Ultimately in terms of a story, there is not a great deal to ‘Meat Planet’. Although there is a certain degree of cleverness to the guidance it gives on running the scenario at a convention as part of an event in which ‘Meat Planet’ is being run at each table, beyond a sense of doom, it is just not that interesting. The main problem is that ‘Escape from Planet Punjar’ from The Hobonomicon #0 is a better scenario, more involving for the players and their characters, and with a sense of urgency to the plot. In ‘Meat Planet’ less so. Plus, the fact that ‘Meat Planet’ is set five centuries after the events of ‘Escape from Planet Punjar’ means it fails to capitalise on the terrific story that ‘Escape from Planet Punjar’ told.
Bar the cover—which is done in colour, front and back, inside and out—The Hobonomicon #1 is heavily illustrated in black and white throughout. The artwork is excellent, ranging from grim to gruesome, from daft to disturbing, but it all fits. The writing is also good too, perhaps a little underwritten, but enough to nudge the Judge’s imagination, although that will be limited by the environment of the ‘Meat Planet’.

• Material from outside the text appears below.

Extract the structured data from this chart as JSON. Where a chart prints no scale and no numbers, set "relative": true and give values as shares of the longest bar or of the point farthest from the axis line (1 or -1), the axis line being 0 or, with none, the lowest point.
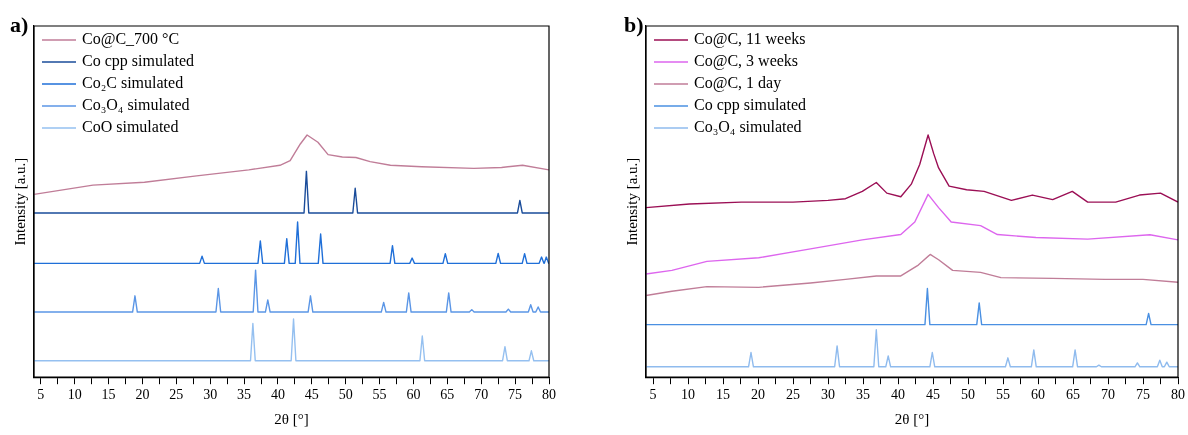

One of the things that The Hobonomicon #0 did do was showcase how the Star Crawl Classics Role Playing Game might start, and one of the things that The Hobonomicon #1 does is showcase how such a Star Crawl Classics Role Playing Game might go in a particular direction. Unfortunately, it is not a desperately interesting direction. Again, if what you are looking for is a potential introduction to a Science Fiction version of Dungeon Crawl Classics Roleplaying Game, a scenario which can be semi-improvised at convention after convention, or perhaps you like Doug Kovacs’ (and others’) art, then The Hobonomicon #1 is perfect for you. Be aware though, The Hobonomicon #1 is simply not as good or as engaging as Hobonomicon #0.